Fuimos llevados a una sala más pequeña a pocos metros de dónde estábamos y esposados a un par de sillas, frente a frente, únicamente con una cadena que pasaba por debajo de los reposabrazos y quedaba asida a nuestras muñecas desnudas. Me hubiera resistido, pero la tranquila expresión de Héctor me convenció de lo contrario, si íbamos a morir de todas formas no merecía la pena montar un escándalo.
-¿Por qué sólo nos atan las manos?- preguntó Héctor con su habitual inocencia.
-A algunos psicópatas les gusta ver como sus víctimas patalean- sonreí brevemente. Pocos segundos después el oficial entró en la sala, aún con la pistola adherida a su mano, con su mirada algo lasciva y una sonrisa prepotente y segura.
-Bueno, bueno ¿vais a deleitarme con vuestra historia de amor prohibido o tendré que pedirlo por favor?- saludó el oficial contemplándome con profundo regocijo.
-No quiero aburrirte con los detalles- dijo Héctor.
-¡No vuelvas a tutearme maldito terrícola!- el oficial asestó un puñetazo a Héctor, que quedó doblado y sin aire. El oficial contempló mi reacción con interés.
-Parece que a tu superior le preocupa mucho tu integridad soldado- se burlo. –Dime, te preocupa tu soldadito coronel- añadió acercándose. –Debo reconocer que tienes un gusto exquisito muchacho, una mujer excelente- me elogió pasando su arma por mi vientre. –Con pechos generosos, para ser una deportista- su arma pasó por entre ambos y tembló al ritmo de la respiración del oficial. –Dime ¿cómo es?- preguntó de nuevo a Héctor.
-No quiero aburrirle con los detalles, señor- repitió este.
-O pero insisto, no quisiera ponerme desagradable con este tema- dijo apoyando su arma en mi sien. –Soy un hombre curioso y poco paciente- añadió con una risilla.

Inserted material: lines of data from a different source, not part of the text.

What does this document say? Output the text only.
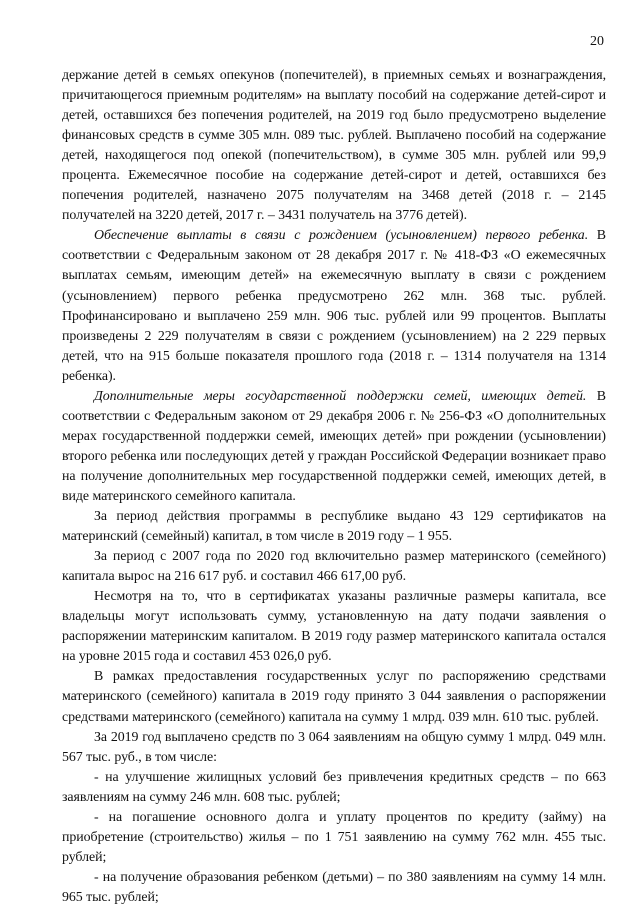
20

держание детей в семьях опекунов (попечителей), в приемных семьях и вознаграждения, причитающегося приемным родителям» на выплату пособий на содержание детей-сирот и детей, оставшихся без попечения родителей, на 2019 год было предусмотрено выделение финансовых средств в сумме 305 млн. 089 тыс. рублей. Выплачено пособий на содержание детей, находящегося под опекой (попечительством), в сумме 305 млн. рублей или 99,9 процента. Ежемесячное пособие на содержание детей-сирот и детей, оставшихся без попечения родителей, назначено 2075 получателям на 3468 детей (2018 г. – 2145 получателей на 3220 детей, 2017 г. – 3431 получатель на 3776 детей).

Обеспечение выплаты в связи с рождением (усыновлением) первого ребенка. В соответствии с Федеральным законом от 28 декабря 2017 г. № 418-ФЗ «О ежемесячных выплатах семьям, имеющим детей» на ежемесячную выплату в связи с рождением (усыновлением) первого ребенка предусмотрено 262 млн. 368 тыс. рублей. Профинансировано и выплачено 259 млн. 906 тыс. рублей или 99 процентов. Выплаты произведены 2 229 получателям в связи с рождением (усыновлением) на 2 229 первых детей, что на 915 больше показателя прошлого года (2018 г. – 1314 получателя на 1314 ребенка).

Дополнительные меры государственной поддержки семей, имеющих детей. В соответствии с Федеральным законом от 29 декабря 2006 г. № 256-ФЗ «О дополнительных мерах государственной поддержки семей, имеющих детей» при рождении (усыновлении) второго ребенка или последующих детей у граждан Российской Федерации возникает право на получение дополнительных мер государственной поддержки семей, имеющих детей, в виде материнского семейного капитала.

За период действия программы в республике выдано 43 129 сертификатов на материнский (семейный) капитал, в том числе в 2019 году – 1 955.

За период с 2007 года по 2020 год включительно размер материнского (семейного) капитала вырос на 216 617 руб. и составил 466 617,00 руб.

Несмотря на то, что в сертификатах указаны различные размеры капитала, все владельцы могут использовать сумму, установленную на дату подачи заявления о распоряжении материнским капиталом. В 2019 году размер материнского капитала остался на уровне 2015 года и составил 453 026,0 руб.

В рамках предоставления государственных услуг по распоряжению средствами материнского (семейного) капитала в 2019 году принято 3 044 заявления о распоряжении средствами материнского (семейного) капитала на сумму 1 млрд. 039 млн. 610 тыс. рублей.

За 2019 год выплачено средств по 3 064 заявлениям на общую сумму 1 млрд. 049 млн. 567 тыс. руб., в том числе:

- на улучшение жилищных условий без привлечения кредитных средств – по 663 заявлениям на сумму 246 млн. 608 тыс. рублей;

- на погашение основного долга и уплату процентов по кредиту (займу) на приобретение (строительство) жилья – по 1 751 заявлению на сумму 762 млн. 455 тыс. рублей;

- на получение образования ребенком (детьми) – по 380 заявлениям на сумму 14 млн. 965 тыс. рублей;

-Como sin duda puede imaginarse señor, es una mujer muy lasciva. Casi ronronea como un gatito afectuoso, conteniendo cada gemido en un suspiro entrecortado, con el sonido de un fusil , una rama rota bajo el ímpetu del viento- relató Héctor ficticiamente, excitando no sólo la imaginación de nuestro captor. Me ruboricé de pura ira, pura ira entremezclada con vergüenza por la precisión de sus palabras, pura ira y algo más que no pude identificar.
-No sé si debería dar crédito al testimonio de un enemigo- contestó el oficial girándose hacia mí con la mirada cargada de un deseo infantil, desesperado, suplicante y furioso. La clase de mirada de quienes nunca han visto a una mujer contemplarles con deseo, quienes nunca han escuchado a una mujer susurrar perversiones en tono de confidencia amorosa. Recorrió los escasos pasos que nos separaban relamiéndose y al llegar a mí me acarició con la pistola, burdo, frío y estéril. Me estremecí por el contacto del metal contra la piel y la carne, retirando la cara, con la mirada fija en el suelo.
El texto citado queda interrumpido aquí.